Libet is perhaps the most famous brain-scan correlation with decision-making, and consequently the most mis-interpreted. Graham didn’t mention him. It appears to reinforce the idea that most of our decisions are made before we have any conscious part in making them. In a sense that’s true — most of it is — but the small bit in reserve is the executive override, the “free-wont” as it’s been called. I always suggest people think of the tennis player (after Daniel Wegner) returning a fast serve and how much is “pre-programmed” by experience and practice, and whether the player still has any choice in the return shot. The point is however small any physical measure of our actual free-will it’s the important — most significant – bit we retain in influencing the outcome. It’s purely a matter of efficiency evolved for maximising fitness to our environment (as indeed is the McGilchrist view earlier). We focus on what matters in the moment and delegate the rest (walking, talking and chewing gum) to subsidiary systems and “tools”.

Sadly, Graham (and LAAG generally) are too quick to dismiss — with easy ridicule — philosophy and philosophers. They’re in good company with Larry Krauss there, but no less ignorant. Which is sad, because one person with a great deal to give in the debates on what free will and our self, wielding that free will, and how they evolved to be what they really are, is Dan Dennett, a philosopher who’s has more than a little fun with his philosophy denying scientist colleagues.

Basically too simplistic a view of determinism and too greedy a view of reductionism misleads us into seeing the physical machinery of the brain as incompatible with ourselves as our minds and our free-will built on that substrate. In order to avoid some mystical dualism of independent mind-stuff incompatibilists choose(!) to deny our free will. If that logic were correct, compatibilists would be misguided too. In fact the best response is to question the causation assumed in determinism and reductionism, since ourselves and our free-will are THE most directly empirical things we can know, even accepting that knowledge can be imperfect and illusory in aspects we can know. Certainly everyone — everyone at the talk — talks about moral choices as if they are able to make choices that (a) make a difference, and (b) they can be seen as responsible for.

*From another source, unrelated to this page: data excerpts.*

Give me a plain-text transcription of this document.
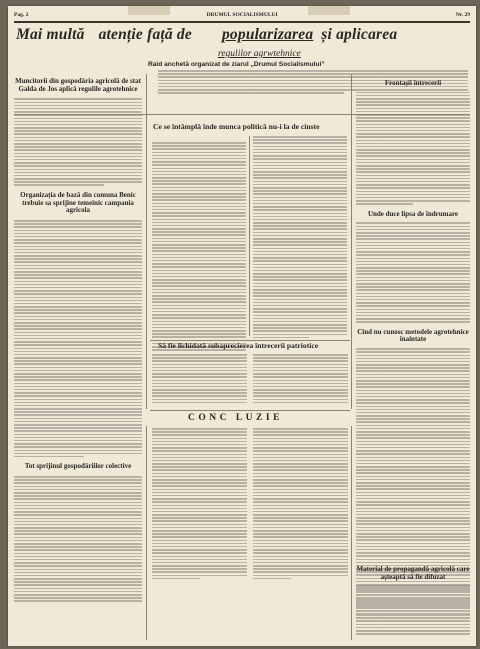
Pag. 2	DRUMUL SOCIALISMULUI	Nr. 29
Mai multă atenție față de popularizarea și aplicarea
regulilor agrwtehnice
Raid anchetă organizat de ziarul „Drumul Socialismului”
Muncitorii din gospodăria agricolă de stat Galda de Jos aplică regulile agrotehnice
Organizația de bază din comuna Benic trebuie sa sprijine temeinic campania agricola
Tot sprijinul gospodăriilor colective
Ce se întâmplă înde munca politică nu-i la de cinste
Frontașii întrecerii
Unde duce lipsa de îndrumare
Cînd nu cunosc metodele agrotehnice înaintate
Să fie lichidată subaprecierea întrecerii patriotice
CONC LUZIE
Material de propagandă agricolă care așteaptă să fie difuzat
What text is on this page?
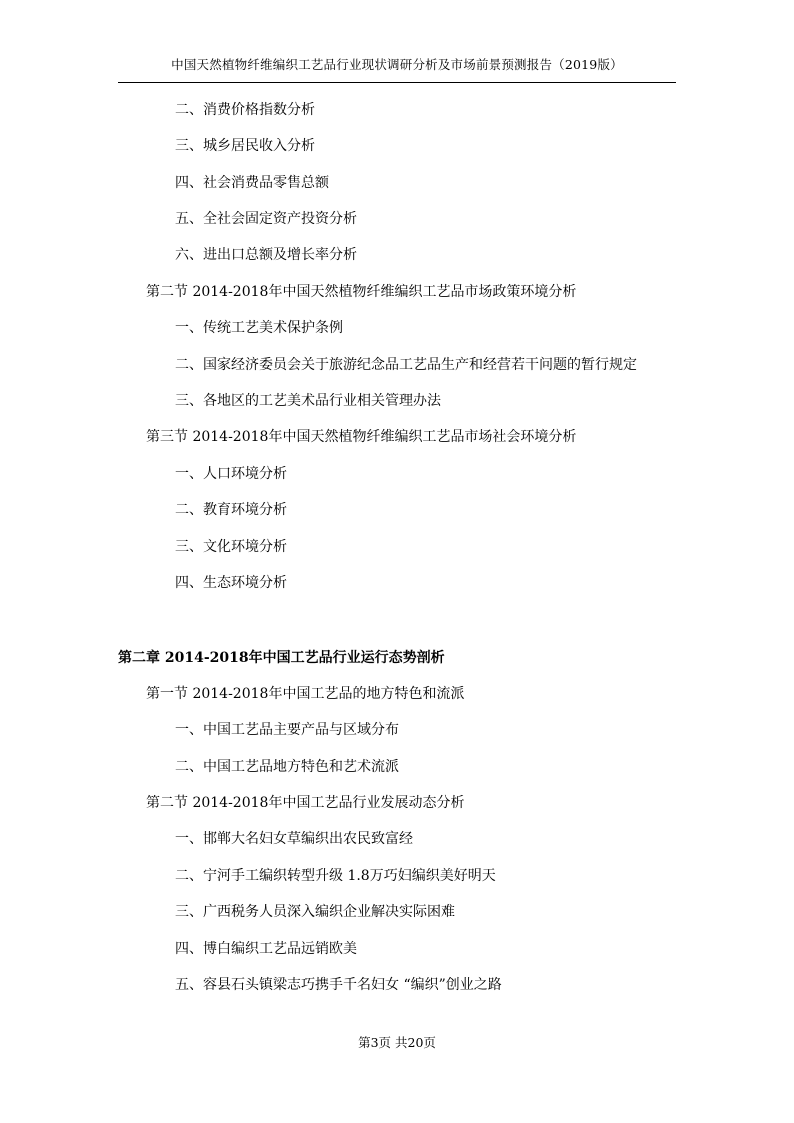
中国天然植物纤维编织工艺品行业现状调研分析及市场前景预测报告（2019版）
二、消费价格指数分析
三、城乡居民收入分析
四、社会消费品零售总额
五、全社会固定资产投资分析
六、进出口总额及增长率分析
第二节 2014-2018年中国天然植物纤维编织工艺品市场政策环境分析
一、传统工艺美术保护条例
二、国家经济委员会关于旅游纪念品工艺品生产和经营若干问题的暂行规定
三、各地区的工艺美术品行业相关管理办法
第三节 2014-2018年中国天然植物纤维编织工艺品市场社会环境分析
一、人口环境分析
二、教育环境分析
三、文化环境分析
四、生态环境分析
第二章 2014-2018年中国工艺品行业运行态势剖析
第一节 2014-2018年中国工艺品的地方特色和流派
一、中国工艺品主要产品与区域分布
二、中国工艺品地方特色和艺术流派
第二节 2014-2018年中国工艺品行业发展动态分析
一、邯郸大名妇女草编织出农民致富经
二、宁河手工编织转型升级 1.8万巧妇编织美好明天
三、广西税务人员深入编织企业解决实际困难
四、博白编织工艺品远销欧美
五、容县石头镇梁志巧携手千名妇女 “编织”创业之路
第3页 共20页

Sam Harris is often cited within the new-atheist movement as a fellow denier of free-will. But of course, he isn’t, as I’ve discussed before. (See also Baggini’s quotes re Sam Harris).

The whole topic is really about what our minds are — are our minds “us” and how do “we” make choices that affect the physical world. As Graham described, the moral angle of this is really a sliding scale (onion-skins) on consequential harm and how we as social animals value relative harm and benefit. Like all such topics nothing is fundamentally absolute or universal, but the result of evolution and development. Evolution of our “species” genetically and culturally, and development historically from egg to fully formed forward-thinking “individual” in the moment, and all points between. Graham is certainly a strong advocate of the “naturalistic” standpoint and, on that, he’s right.

I side with Dennett – we are our minds and our minds are collections of memes — thinking tools — and we / they are real patterns of information. But that’s another story. Looking forward to Alan Duval’s talk next month — he appears to pick-up on more sophisticated philosophical views of the “compatibilism” debate.